We marvel at the resilient child who survives the most toxic parents and home environment and goes on to a life of success. Yet the converse — the notion that some children might be the bad seeds of more or less decent parents — is hard to take.

It goes against the grain not just because it seems like such a grim and pessimistic judgment, but because it violates a prevailing social belief that people have a nearly limitless potential for change and self-improvement. After all, we are the culture of Baby Einstein, the video product that promised — and spectacularly failed — to make geniuses of all our infants.

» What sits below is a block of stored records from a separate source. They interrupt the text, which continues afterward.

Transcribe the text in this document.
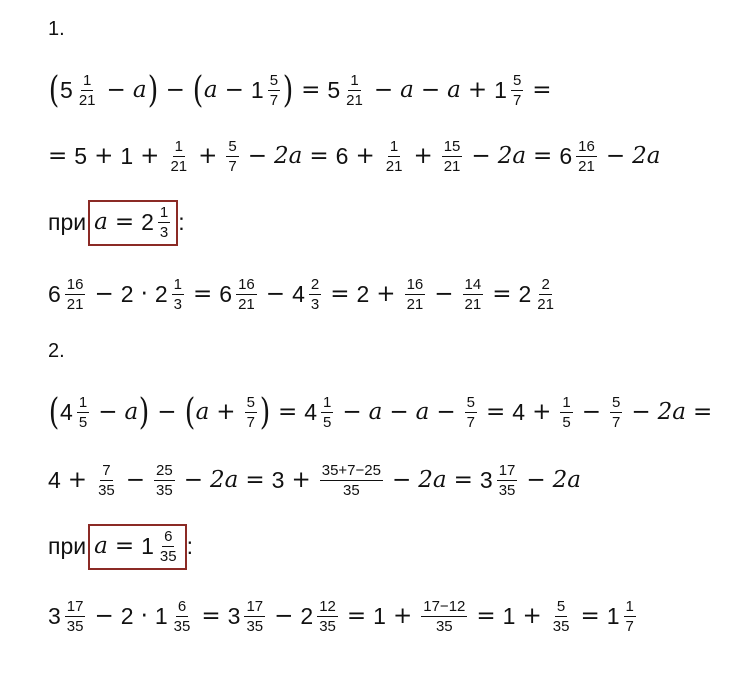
1.
( $5 \frac{1}{21} - a$ ) − ( $a - 1 \frac{5}{7}$ ) = $5 \frac{1}{21} - a - a + 1 \frac{5}{7}$ =
= $5 + 1 + \frac{1}{21} + \frac{5}{7} - 2a = 6 + \frac{1}{21} + \frac{15}{21} - 2a = 6 \frac{16}{21} - 2a$
при $a = 2 \frac{1}{3}$ :
$6 \frac{16}{21} - 2 \cdot 2 \frac{1}{3} = 6 \frac{16}{21} - 4 \frac{2}{3} = 2 + \frac{16}{21} - \frac{14}{21} = 2 \frac{2}{21}$
2.
( $4 \frac{1}{5} - a$ ) − ( $a + \frac{5}{7}$ ) = $4 \frac{1}{5} - a - a - \frac{5}{7} = 4 + \frac{1}{5} - \frac{5}{7} - 2a$ =
$4 + \frac{7}{35} - \frac{25}{35} - 2a = 3 + \frac{35+7-25}{35} - 2a = 3 \frac{17}{35} - 2a$
при $a = 1 \frac{6}{35}$ :
$3 \frac{17}{35} - 2 \cdot 1 \frac{6}{35} = 3 \frac{17}{35} - 2 \frac{12}{35} = 1 + \frac{17-12}{35} = 1 + \frac{5}{35} = 1 \frac{1}{7}$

Not everyone is going to turn out to be brilliant — any more than everyone will turn out nice and loving. And that is not necessarily because of parental failure or an impoverished environment. It is because everyday character traits, like all human behavior, have hard-wired and genetic components that cannot be molded entirely by the best environment, let alone the best psychotherapists.

“The central pitch of any child psychiatrist now is that the illness is often in the child and that the family responses may aggravate the scene but not wholly create it,” said my colleague Dr. Theodore Shapiro, a child psychiatrist at Weill Cornell Medical College. “The era of ‘there are no bad children, only bad parents’ is gone.”

I recall one patient who told me that she had given up trying to have a relationship with her 24-year-old daughter, whose relentless criticism she could no longer bear. “I still love and miss her,” she said sadly. “But I really don’t like her.”

For better or worse, parents have limited power to influence their children. That is why they should not be so fast to take all the blame — or credit — for everything that their children become.

Dr. Richard A. Friedman is a professor of psychiatry at Weill Cornell Medical College in Manhattan.